Max Lamb installs multicoloured manmade-marble bathroom at Design/Miami Basel 2015
Design Miami/Basel 2015: British designer Max Lamb has created a bathroom suite for Dzek from speckled synthetic marble and installed the products in a space lined with the same material.
Marmoreal, Bathroom, Furniture is Lamb's second installation for London company Dzek, following his camouflaged room at last year's Milan design week.
For Design Miami/Basel 2015, he has created a bathroom with a black version of Dzek's Marmoreal material used for the previous project, which is patterned with colourful speckles.
A toilet, a bath, a sink and several storage units are all formed from flat slabs of the artificial stone – a composite pre-cast material similar to terrazzo, which is made from marble aggregate combined with a polyester binder.
"With the Marmoreal material as protagonist, each of his bathroom furnishings became necessarily different from the familiar standards made out of ceramic, steel, and plastic," said a statement from Dzek. "Stone, of course, offers both limitations and opportunities."
These elements are installed within a three-sided booth where the material also covers the floor and extends part of the way up the walls, partially camouflaging the products.
Referencing the Modernist attitudes towards bathroom design of architects Le Corbusier and Charlotte Perriand, as well as his own Asian-influenced daily bathing routine, Lamb aimed to create a set of standardised sanitary ware with generous proportions.
For example, the Marmoreal bathtub has steep vertical sides similar to the traditional Japanese ofuro – or soaking tub.
The installation also includes a toilet with a separate raised cistern and a sink positioned below a mirrored cabinet.
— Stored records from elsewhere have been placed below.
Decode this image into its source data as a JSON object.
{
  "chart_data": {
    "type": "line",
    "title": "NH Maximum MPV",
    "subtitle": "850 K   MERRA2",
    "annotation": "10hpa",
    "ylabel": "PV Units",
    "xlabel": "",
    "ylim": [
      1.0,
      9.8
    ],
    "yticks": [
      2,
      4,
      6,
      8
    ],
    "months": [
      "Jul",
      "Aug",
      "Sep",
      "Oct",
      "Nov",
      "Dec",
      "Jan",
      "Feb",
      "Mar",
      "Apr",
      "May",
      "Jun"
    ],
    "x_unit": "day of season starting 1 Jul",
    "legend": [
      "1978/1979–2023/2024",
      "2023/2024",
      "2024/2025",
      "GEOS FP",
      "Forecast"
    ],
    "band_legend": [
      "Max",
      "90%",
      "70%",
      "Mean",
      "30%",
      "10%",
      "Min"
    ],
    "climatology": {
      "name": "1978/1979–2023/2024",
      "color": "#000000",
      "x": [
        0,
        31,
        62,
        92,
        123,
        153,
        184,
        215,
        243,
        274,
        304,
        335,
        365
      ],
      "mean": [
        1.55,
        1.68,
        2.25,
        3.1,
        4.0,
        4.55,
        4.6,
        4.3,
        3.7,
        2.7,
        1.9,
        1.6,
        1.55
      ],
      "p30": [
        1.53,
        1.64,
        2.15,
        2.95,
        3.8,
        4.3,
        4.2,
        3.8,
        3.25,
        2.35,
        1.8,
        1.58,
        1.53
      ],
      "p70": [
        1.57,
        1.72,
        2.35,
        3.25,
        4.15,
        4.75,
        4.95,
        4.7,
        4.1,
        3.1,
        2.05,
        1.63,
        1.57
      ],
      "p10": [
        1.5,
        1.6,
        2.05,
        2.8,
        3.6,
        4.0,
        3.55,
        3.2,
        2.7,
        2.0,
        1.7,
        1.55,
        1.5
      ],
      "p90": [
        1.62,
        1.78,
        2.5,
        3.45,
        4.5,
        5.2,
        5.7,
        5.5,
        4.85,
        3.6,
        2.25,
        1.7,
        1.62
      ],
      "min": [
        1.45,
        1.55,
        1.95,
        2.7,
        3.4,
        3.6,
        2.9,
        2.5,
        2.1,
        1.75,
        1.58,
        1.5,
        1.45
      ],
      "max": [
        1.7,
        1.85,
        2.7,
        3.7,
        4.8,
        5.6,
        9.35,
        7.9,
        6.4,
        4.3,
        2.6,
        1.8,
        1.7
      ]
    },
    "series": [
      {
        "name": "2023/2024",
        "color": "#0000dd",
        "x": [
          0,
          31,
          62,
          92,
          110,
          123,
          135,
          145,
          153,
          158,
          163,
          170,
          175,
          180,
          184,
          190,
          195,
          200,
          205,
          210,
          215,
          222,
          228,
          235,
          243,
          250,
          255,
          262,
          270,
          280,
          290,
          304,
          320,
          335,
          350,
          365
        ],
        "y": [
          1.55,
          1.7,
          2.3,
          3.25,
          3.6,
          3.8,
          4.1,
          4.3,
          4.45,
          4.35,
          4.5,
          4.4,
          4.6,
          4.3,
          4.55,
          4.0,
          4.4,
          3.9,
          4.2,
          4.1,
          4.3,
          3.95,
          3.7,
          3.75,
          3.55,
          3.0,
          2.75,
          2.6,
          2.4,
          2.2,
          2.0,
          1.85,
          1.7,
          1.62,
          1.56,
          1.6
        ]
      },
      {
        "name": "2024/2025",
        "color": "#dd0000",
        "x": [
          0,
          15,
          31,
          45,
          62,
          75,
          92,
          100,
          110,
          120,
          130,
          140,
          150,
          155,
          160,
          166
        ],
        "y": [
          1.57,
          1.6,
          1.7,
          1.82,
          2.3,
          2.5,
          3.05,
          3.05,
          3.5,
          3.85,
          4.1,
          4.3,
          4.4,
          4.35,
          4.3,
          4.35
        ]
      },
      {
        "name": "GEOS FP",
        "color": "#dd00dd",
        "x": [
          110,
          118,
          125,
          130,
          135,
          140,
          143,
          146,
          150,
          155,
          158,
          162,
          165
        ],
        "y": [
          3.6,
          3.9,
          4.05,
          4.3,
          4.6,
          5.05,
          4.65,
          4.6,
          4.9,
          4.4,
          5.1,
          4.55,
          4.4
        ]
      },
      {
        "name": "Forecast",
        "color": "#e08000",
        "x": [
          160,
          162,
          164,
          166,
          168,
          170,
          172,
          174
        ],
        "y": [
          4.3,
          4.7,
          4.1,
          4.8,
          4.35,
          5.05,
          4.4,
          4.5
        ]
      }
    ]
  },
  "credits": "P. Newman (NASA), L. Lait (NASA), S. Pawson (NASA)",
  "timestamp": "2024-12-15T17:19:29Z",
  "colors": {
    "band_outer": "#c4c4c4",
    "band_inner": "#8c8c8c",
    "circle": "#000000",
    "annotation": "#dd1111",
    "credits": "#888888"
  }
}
All of the bathroom fittings are provided by UK brand Barber Wilsons & Co.
A set of furniture built from the same flat slabs also accompanies the bathroom suite. One of the chairs created from the white version of the material is also included in the booth to offer a comparison.
"They are efficient, and designed to serve equally well in a fully integrated Marmoreal space as well as in ad-hoc scenarios," said Dzek.
The installation is on show at the Messe Basel exhibition centre for Design Miami/Basel 2015, which runs from 16 to 21 June. A inhabitable sculpture by Atelier van Lieshout and an updated version of a flatpack house by Jean Prouvé are among other projects at the event.
Lamb frequently experiments with unusual surfaces and textures when creating furniture. This was demonstrated in Milan earlier this year, when the designer held an exhibition that contained 42 of his seat designs made using a wide variety of materials and processes.